For more trademark news, click here.
Pennsylvania Theater Sued Again by Broadway Copyright Holders
Entertainment Theatre Group, which does business as American Music Theatre, was sued for the second time in two weeks for infringing copyrights of Broadway musicals.
The first suit was filed in Allentown, Pennsylvania, Sept. 25 by the Walt Disney Co., which objected to the allegedly unlicensed use of content from its “Mary Poppins,” “The Lion King” and “Spider-Man” in American Music Theater’s “Broadway: Now and Forever.”
The second suit was filed by the Rodgers & Hammerstein Organization, Andrew Lloyd Weber’s Really Useful Group Ltd., and the Music Theatre International licensing agency.
The content that is allegedly used without permission is drawn from “The Producers,” “West Side Story,” “Jesus Christ Superstar,” “Annie,” “Cats,” “Joseph and the Amazing Technicolor Dreamcoat,” “Music of the Night,” “Evita,” “Phantom of the Opera,” and “Les Miserables,” according to the complaint.

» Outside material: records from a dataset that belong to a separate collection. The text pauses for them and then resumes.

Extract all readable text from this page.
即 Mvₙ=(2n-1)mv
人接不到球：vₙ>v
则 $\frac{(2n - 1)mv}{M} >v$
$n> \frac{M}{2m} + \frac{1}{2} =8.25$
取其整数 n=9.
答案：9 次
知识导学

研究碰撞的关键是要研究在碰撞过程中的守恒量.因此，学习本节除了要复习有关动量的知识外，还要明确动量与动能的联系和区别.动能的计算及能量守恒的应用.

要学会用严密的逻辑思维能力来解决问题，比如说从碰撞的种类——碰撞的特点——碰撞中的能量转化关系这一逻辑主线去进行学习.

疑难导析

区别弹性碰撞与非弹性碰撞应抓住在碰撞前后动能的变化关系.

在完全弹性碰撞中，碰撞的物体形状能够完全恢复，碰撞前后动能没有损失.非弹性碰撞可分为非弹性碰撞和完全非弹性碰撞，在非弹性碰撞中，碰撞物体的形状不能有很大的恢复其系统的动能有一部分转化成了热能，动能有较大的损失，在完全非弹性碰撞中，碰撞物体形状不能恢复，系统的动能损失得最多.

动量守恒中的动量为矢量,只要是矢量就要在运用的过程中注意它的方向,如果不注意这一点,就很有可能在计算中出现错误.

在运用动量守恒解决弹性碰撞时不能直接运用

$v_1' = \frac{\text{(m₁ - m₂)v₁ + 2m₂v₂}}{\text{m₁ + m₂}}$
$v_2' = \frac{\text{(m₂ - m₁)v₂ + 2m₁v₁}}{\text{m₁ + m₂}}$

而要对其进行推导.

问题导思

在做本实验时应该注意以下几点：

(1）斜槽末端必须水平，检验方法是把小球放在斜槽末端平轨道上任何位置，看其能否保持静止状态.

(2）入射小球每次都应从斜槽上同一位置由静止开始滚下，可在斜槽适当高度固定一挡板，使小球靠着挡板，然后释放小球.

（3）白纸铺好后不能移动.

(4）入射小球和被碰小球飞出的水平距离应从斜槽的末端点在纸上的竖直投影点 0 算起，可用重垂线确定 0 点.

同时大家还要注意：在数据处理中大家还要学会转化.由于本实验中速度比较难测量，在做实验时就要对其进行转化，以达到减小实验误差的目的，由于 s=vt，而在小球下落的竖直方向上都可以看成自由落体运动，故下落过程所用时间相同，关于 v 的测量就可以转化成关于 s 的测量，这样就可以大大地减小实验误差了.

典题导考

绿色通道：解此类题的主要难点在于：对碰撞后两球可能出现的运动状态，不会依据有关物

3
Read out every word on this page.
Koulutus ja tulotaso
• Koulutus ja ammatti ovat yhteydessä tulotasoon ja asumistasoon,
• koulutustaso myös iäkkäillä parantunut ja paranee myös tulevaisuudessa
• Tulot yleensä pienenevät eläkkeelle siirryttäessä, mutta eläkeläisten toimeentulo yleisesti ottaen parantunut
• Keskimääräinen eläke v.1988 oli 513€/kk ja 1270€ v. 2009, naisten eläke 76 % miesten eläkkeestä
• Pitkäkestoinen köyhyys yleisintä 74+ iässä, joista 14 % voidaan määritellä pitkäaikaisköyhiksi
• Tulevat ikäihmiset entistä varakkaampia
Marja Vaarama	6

The music organizations asked the court to bar the unauthorized use of their content and for awards of money damages, attorney fees and litigation costs.
American Music Theatre didn’t respond immediately to an e-mailed request for comment.

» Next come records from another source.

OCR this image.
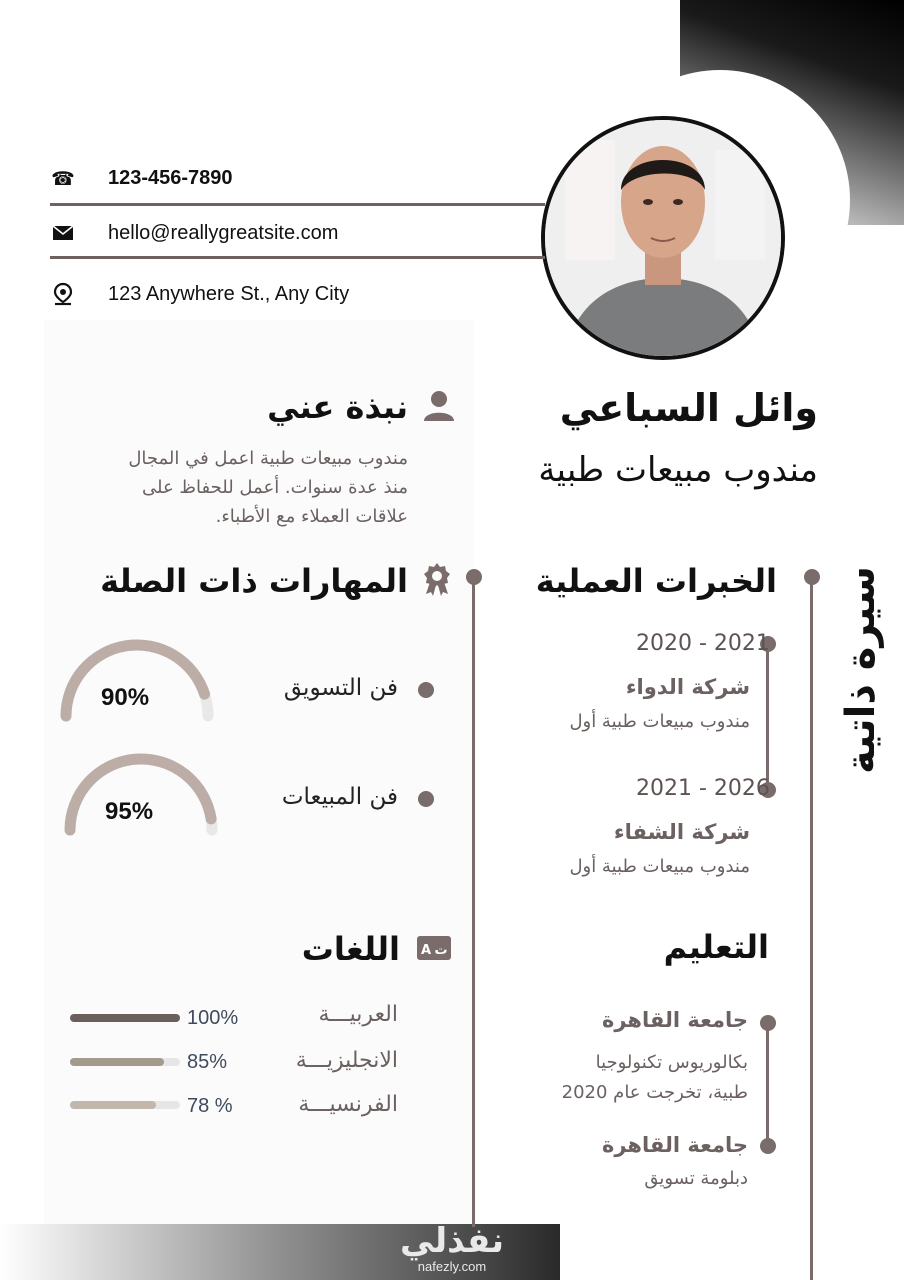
☎ 123-456-7890
hello@reallygreatsite.com
123 Anywhere St., Any City
وائل السباعي
مندوب مبيعات طبية
سيرة ذاتية
نبذة عني
مندوب مبيعات طبية اعمل في المجال
منذ عدة سنوات. أعمل للحفاظ على
علاقات العملاء مع الأطباء.
الخبرات العملية
2020 - 2021
شركة الدواء
مندوب مبيعات طبية أول
2021 - 2026
شركة الشفاء
مندوب مبيعات طبية أول
المهارات ذات الصلة
فن التسويق
90%
فن المبيعات
95%
التعليم
جامعة القاهرة
بكالوريوس تكنولوجيا
طبية، تخرجت عام 2020
جامعة القاهرة
دبلومة تسويق
A ت
اللغات
العربيـــة
100%
الانجليزيـــة
85%
الفرنسيـــة
78 %
نفذلي
nafezly.com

The new case is The Rogers and Hammerstein Organization v. Brubaker, U.S. District Court, Eastern District of Pennsylvania (Allentown).
The earlier case is Disney Enterprises Inc. v. Entertainment Theatre Group, 13-cv-05570, U.S. District Court, Eastern District of Pennsylvania (Allentown).
For more copyright news, click here.
Trade Secrets/Industrial Espionage
Canada Defense Department Move May Be Security Risk
Canada’s Department of National Defense is taking a second look at plans to move into facilities previously occupied by the now-defunct Nortel Networks Corp. after listening devices were discovered there, the Ottawa Citizen reported.
The Internet and communications provider was the target of industrial espionage beginning in 2000 and security analysts say bugs and other devices from the Nortel era may still be found at the site, according to the newspaper.
The Department of National Defense hasn’t revealed whether the bugs found were new or dated from Nortel’s occupancy, the newspaper reported.
Canada’s federal government, which has dedicated almost $1 billion Canadian ($968 million) to the purchase and the renovation of the site, has said it may consider having other departments move there rather than the defense department, according to the Citizen.